The vote in Parliament was supposed to be Boris Johnson’s chance to seal his Brexit deal – instead the government will be sending a letter to Brussels requesting a further delay. An orderly Brexit at the end of the month is still possible, but MPs would need to approve the deal and the Withdrawal Agreement Bill, which would also need to pass in the House of Lords – and possibly next week.
While EU27 ambassadors are expected to meet in Brussels tomorrow morning to discuss terms of an extension, they could wait to see how the next few days pan out before giving a formal response. Currently, there are four options they could consider.
The first option would be for the EU27 to oppose an extension in the hope this focuses minds in Westminster. Faced with the prospect of a no-deal Brexit, MPs could decide to support Johnson’s deal when he brings another vote to the House on Monday and then speed up the process of ratification – even if this means another session in Parliament on Saturday 26 October.

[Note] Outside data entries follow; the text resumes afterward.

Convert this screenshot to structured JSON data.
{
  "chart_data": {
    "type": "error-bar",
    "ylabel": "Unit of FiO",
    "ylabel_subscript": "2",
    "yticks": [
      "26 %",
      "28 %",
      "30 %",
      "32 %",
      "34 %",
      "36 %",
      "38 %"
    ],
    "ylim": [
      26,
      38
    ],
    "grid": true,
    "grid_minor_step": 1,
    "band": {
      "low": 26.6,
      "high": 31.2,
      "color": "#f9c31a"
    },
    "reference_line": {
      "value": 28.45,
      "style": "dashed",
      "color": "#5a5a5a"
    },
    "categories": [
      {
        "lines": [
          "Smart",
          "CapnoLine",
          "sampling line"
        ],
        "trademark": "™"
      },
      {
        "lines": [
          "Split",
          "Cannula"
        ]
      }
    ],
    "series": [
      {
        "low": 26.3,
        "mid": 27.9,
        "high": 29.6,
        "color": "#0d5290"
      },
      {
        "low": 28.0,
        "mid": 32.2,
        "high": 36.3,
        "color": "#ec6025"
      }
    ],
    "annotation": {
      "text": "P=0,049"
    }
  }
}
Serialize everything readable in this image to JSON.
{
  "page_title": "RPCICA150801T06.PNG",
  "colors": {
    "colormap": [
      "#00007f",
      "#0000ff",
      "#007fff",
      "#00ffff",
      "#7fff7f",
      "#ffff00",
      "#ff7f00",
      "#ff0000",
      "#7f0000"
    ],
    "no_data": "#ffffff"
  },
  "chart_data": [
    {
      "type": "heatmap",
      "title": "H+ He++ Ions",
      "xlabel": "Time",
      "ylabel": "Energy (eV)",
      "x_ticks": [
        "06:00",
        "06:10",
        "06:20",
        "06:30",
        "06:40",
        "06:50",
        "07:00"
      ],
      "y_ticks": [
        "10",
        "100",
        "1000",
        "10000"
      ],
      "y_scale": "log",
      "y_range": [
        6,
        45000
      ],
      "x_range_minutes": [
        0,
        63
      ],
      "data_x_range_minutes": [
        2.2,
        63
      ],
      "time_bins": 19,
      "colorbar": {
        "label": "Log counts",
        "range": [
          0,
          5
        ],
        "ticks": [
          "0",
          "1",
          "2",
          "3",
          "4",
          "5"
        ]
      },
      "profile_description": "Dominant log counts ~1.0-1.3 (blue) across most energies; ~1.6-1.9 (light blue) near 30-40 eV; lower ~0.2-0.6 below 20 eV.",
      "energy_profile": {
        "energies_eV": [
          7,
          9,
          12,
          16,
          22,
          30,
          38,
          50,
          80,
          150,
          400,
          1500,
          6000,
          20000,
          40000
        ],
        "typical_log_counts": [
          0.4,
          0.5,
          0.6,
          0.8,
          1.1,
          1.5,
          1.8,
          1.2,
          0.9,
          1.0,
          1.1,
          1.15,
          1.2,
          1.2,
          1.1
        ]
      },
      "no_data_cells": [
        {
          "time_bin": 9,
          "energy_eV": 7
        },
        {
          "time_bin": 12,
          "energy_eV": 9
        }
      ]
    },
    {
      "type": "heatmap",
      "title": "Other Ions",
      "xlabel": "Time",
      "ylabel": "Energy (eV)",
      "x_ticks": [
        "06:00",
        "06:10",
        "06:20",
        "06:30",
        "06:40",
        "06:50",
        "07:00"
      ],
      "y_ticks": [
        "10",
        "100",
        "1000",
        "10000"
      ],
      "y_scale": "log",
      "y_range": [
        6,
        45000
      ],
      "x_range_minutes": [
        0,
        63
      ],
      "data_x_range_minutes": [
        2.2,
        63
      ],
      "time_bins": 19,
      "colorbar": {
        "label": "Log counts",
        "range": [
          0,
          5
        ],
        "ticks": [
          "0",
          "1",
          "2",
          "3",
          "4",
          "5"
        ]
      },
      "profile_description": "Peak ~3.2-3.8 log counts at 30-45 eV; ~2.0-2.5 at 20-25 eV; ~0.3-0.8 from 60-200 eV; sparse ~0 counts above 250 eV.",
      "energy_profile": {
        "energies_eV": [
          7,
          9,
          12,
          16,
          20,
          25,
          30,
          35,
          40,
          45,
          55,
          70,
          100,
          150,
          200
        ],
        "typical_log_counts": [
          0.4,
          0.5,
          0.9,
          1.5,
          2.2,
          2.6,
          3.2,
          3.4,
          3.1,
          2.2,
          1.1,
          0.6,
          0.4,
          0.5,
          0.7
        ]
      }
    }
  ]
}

But there is a risk to this strategy: if the process of ratification is not completed by 31 October, the UK could leave the EU on 31 October without a deal – with the EU carrying the blame for that outcome.
The EU27 will not want to be blamed for a chaotic fallout. So rather than oppose an extension, they could choose to delay their response. Their meaningful ‘test’ will be to see what happens next week as MPs debate the Withdrawal Agreement Bill. If MPs show they support Johnson’s deal, but want the security of an extension before getting into the detailed legislation, the EU may be willing to grant an extension.
If MPs need more time to debate, scrutinise and amend the Withdrawal Agreement Bill, the EU27 could offer a short legislative extension of two weeks to mid-November. This would be sufficient to pass the bill, but not long enough for this process to drag on.
But this assumes that the EU27 are confident that ratification can be completed in that time – and that the European Parliament can organise an extraordinary sitting to pass the agreement. While this may put some pressure on MPs in the UK, it still does not remove the prospect of a no-deal exit in mid-November.
The third option would be to offer a longer delay – how long will depend on the purpose of the extension.
For a general election, the EU27 could offer a delay until the end of the year – or until 31 January 2020 (in line with the Benn Act). But if it becomes clear that the UK wants to hold a second referendum – MPs could try and attach this condition to any Brexit legislation – the EU27 might push for a longer delay until June 2020. This would ensure the UK is out of the EU by the time EU countries vote on the new seven-year EU budget. It also gives the UK the chance to decide whether to extend the transition period beyond December 2020 (this decision needs to be taken in July).
But a longer extension would come with its own set of conditions.
First, the UK would be required to appoint a British commissioner and a second judge to the European Court of Justice.
Second, it would need to continue to act in “sincere co-operation” – meaning it could not choose to frustrate EU work in other areas (this is particularly important given a new Commission is about to start later this year).
Third, it will need to continue to pay into the EU budget while it is still a member state – though this should not be contentious given that the UK is already required to pay into the budget during the transition period. The EU27 may decide to call another Brexit summit to discuss the terms with the UK and ensure the government’s buy-in.
But the EU27 could also choose to be creative. Back in March, the UK and the EU agreed to extend Article 50 until either 22 May, subject to MPs approving the Withdrawal Agreement, or failing that until 12 April. There is nothing preventing the EU from being creative this time round too – a short technical extension of two weeks and then, if MPs fail to pass the Brexit deal or Withdrawal Agreement Bill, the UK could be granted a longer extension.
The EU27 are growing tired of the Brexit process – but they have also wanted to avoid a no-deal Brexit or being blamed for one. Their preference would be for MPs to pass the deal and leave the EU before the end of the year – but they are bracing themselves for yet another, and possibly longer, delay.